D.R. Horton sees its current quarter home sale closures and sales coming in lower than initially forecast. The company said in a press release that it now expects closures to be 21,500, at the midpoint of management’s guidance range, down from an initial midpoint of 23,750. Sales are now forecast at $7.8 billion, down from previous guidance of $8.15 billion.
For the full year of 2021, the company now expects sales at $27.5 billion, lowered from an initial guidance of $27.85 billion. Driving the revenue weakness, the company said, was a shortage of building supplies and labor, restricting the company’s ability to meet “strong new home demand.”
The company’s bottom line isn’t expected to be as affected as sales are, though. Pricing is benefiting from strong demand and low supply, the company said, helping boost management’s current quarter gross margin expectation to 26.65% from 26.15%. The company is, therefore, maintaining its earnings per share expectation.
Analysts had been expecting EPS of $3.44 for the quarter.
The stock was down just over 4% Monday, worse than the S&P 500’s 2% decline. Not only is management’s warning bad for the stock, but the broader market is concerned about macroeconomic implications from debt-laden Chinese real-estate developers.
Meanwhile, Lennar and KB Home will report earnings on Tuesday and Wednesday, respectively. Analysts are looking for quarterly sales and EPS at Lennar to be $7.1 billion and $3.24. For KB Home, analysts are looking for sales and EPS of $1.6 billion and $1.63. Their stocks were down 4.5% and 5.1% Monday.

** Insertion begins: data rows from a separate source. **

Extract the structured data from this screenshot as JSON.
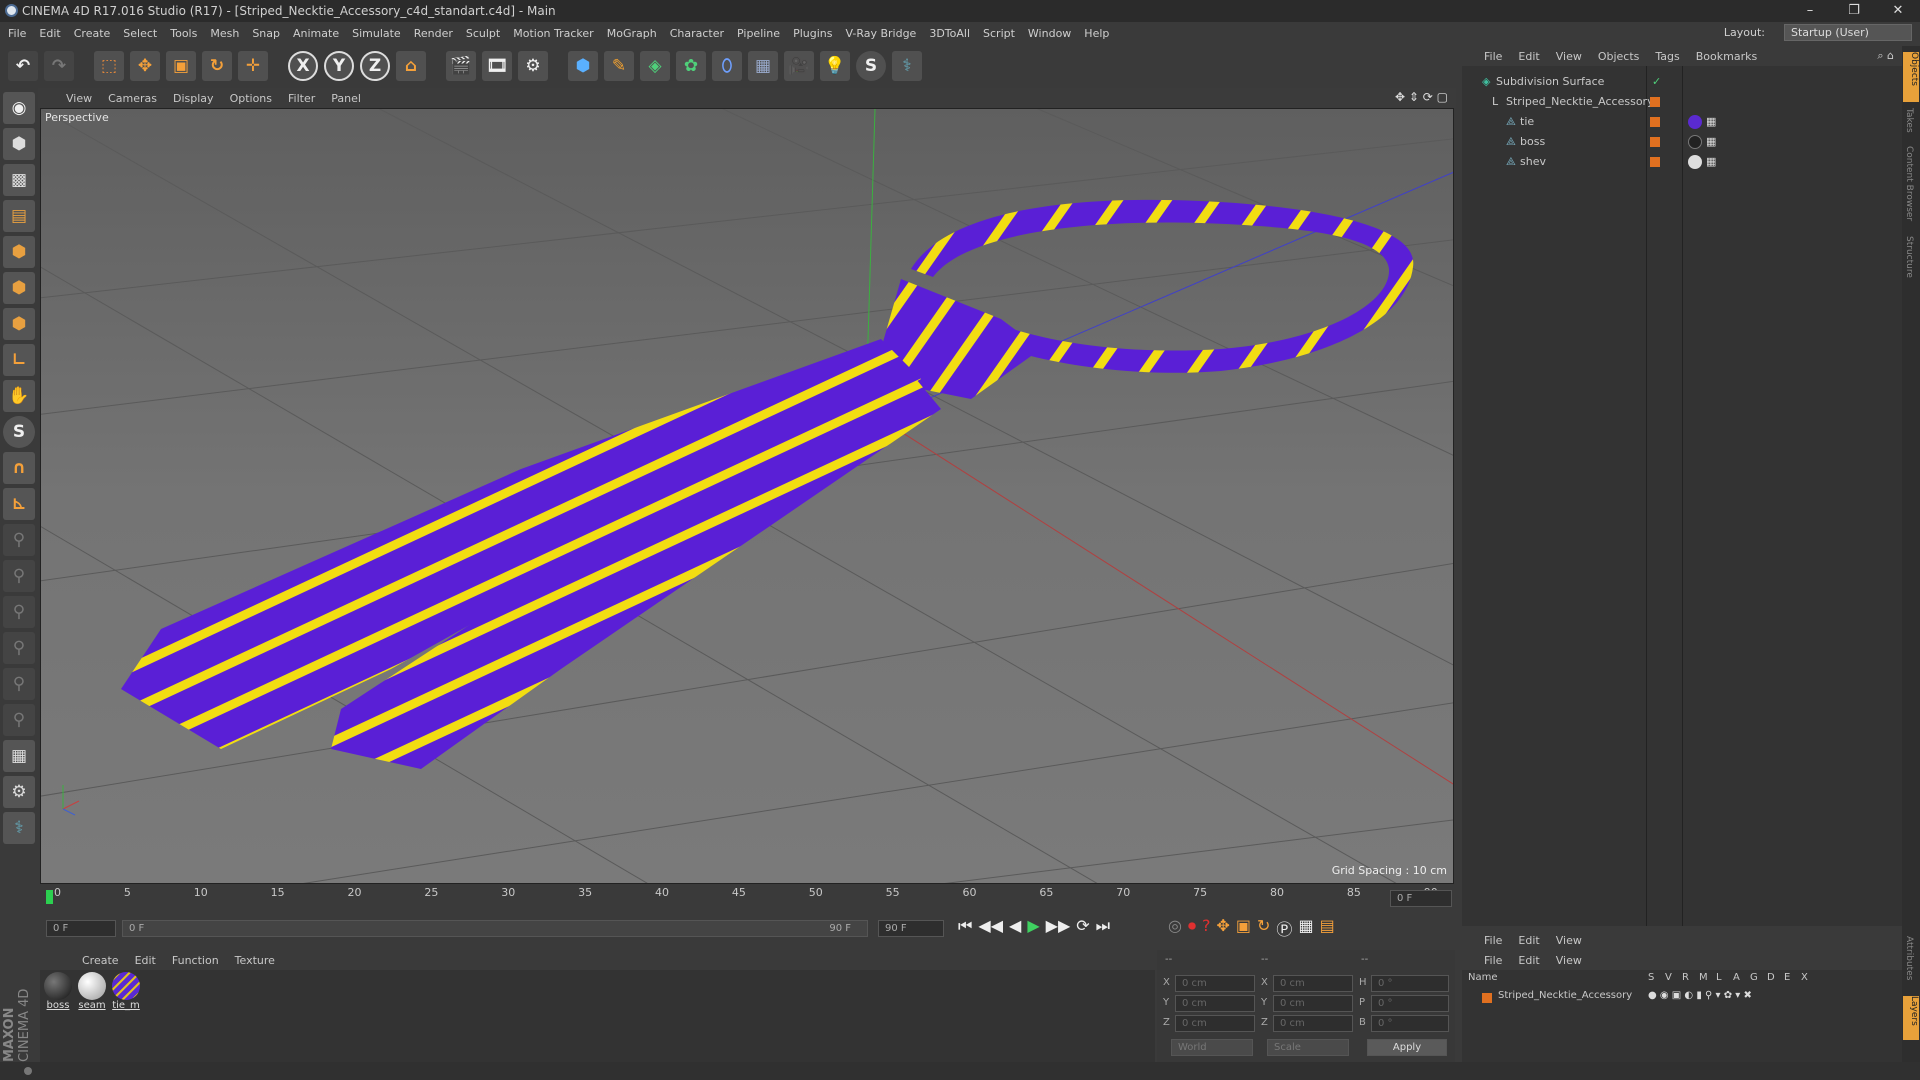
{
  "window": {
    "title": "CINEMA 4D R17.016 Studio (R17) - [Striped_Necktie_Accessory_c4d_standart.c4d] - Main",
    "minimize": "–",
    "maximize": "❐",
    "close": "✕"
  },
  "menubar": {
    "items": [
      "File",
      "Edit",
      "Create",
      "Select",
      "Tools",
      "Mesh",
      "Snap",
      "Animate",
      "Simulate",
      "Render",
      "Sculpt",
      "Motion Tracker",
      "MoGraph",
      "Character",
      "Pipeline",
      "Plugins",
      "V-Ray Bridge",
      "3DToAll",
      "Script",
      "Window",
      "Help"
    ]
  },
  "layout": {
    "label": "Layout:",
    "value": "Startup (User)"
  },
  "viewport": {
    "menu": [
      "View",
      "Cameras",
      "Display",
      "Options",
      "Filter",
      "Panel"
    ],
    "label": "Perspective",
    "grid_spacing": "Grid Spacing : 10 cm"
  },
  "timeline": {
    "ticks": [
      "0",
      "5",
      "10",
      "15",
      "20",
      "25",
      "30",
      "35",
      "40",
      "45",
      "50",
      "55",
      "60",
      "65",
      "70",
      "75",
      "80",
      "85",
      "90"
    ],
    "current_frame": "0 F",
    "start_field": "0 F",
    "range_start": "0 F",
    "range_end": "90 F",
    "end_field": "90 F"
  },
  "material_manager": {
    "menu": [
      "Create",
      "Edit",
      "Function",
      "Texture"
    ],
    "materials": [
      {
        "name": "boss",
        "color": "#222222"
      },
      {
        "name": "seam",
        "color": "#d8d8d8"
      },
      {
        "name": "tie_m",
        "color": "#5a2ad0"
      }
    ]
  },
  "coordinates": {
    "rows": [
      {
        "axis": "X",
        "pos": "0 cm",
        "axis2": "X",
        "size": "0 cm",
        "rot_axis": "H",
        "rot": "0 °"
      },
      {
        "axis": "Y",
        "pos": "0 cm",
        "axis2": "Y",
        "size": "0 cm",
        "rot_axis": "P",
        "rot": "0 °"
      },
      {
        "axis": "Z",
        "pos": "0 cm",
        "axis2": "Z",
        "size": "0 cm",
        "rot_axis": "B",
        "rot": "0 °"
      }
    ],
    "space": "World",
    "mode": "Scale",
    "apply": "Apply",
    "header_dashes": [
      "--",
      "--",
      "--"
    ]
  },
  "object_manager": {
    "menu": [
      "File",
      "Edit",
      "View",
      "Objects",
      "Tags",
      "Bookmarks"
    ],
    "objects": [
      {
        "name": "Subdivision Surface",
        "indent": 0
      },
      {
        "name": "Striped_Necktie_Accessory",
        "indent": 1
      },
      {
        "name": "tie",
        "indent": 2
      },
      {
        "name": "boss",
        "indent": 2
      },
      {
        "name": "shev",
        "indent": 2
      }
    ]
  },
  "layer_manager": {
    "menu": [
      "File",
      "Edit",
      "View"
    ],
    "columns": [
      "Name",
      "S",
      "V",
      "R",
      "M",
      "L",
      "A",
      "G",
      "D",
      "E",
      "X"
    ],
    "layers": [
      {
        "name": "Striped_Necktie_Accessory"
      }
    ]
  },
  "side_tabs": [
    "Objects",
    "Takes",
    "Content Browser",
    "Structure",
    "Attributes",
    "Layers"
  ],
  "brand": {
    "line1": "MAXON",
    "line2": "CINEMA 4D"
  },
  "colors": {
    "tie_purple": "#5a1fd6",
    "tie_yellow": "#f2dd12",
    "accent_orange": "#e07020"
  }
}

Positively, the worst of the pain for investors in the three stocks may be over. D.R. Horton, Lennar and KB Home have seen their shares drop 8.5%, 8.2%, and 3.7%, respectively, in the past month. “While we expect risk to orders/closings to create headline risk, our sense is investor expectations have already recalibrated lower, creating a trickier setup [into earnings],” writes Mike Dahl, an analyst at RBC.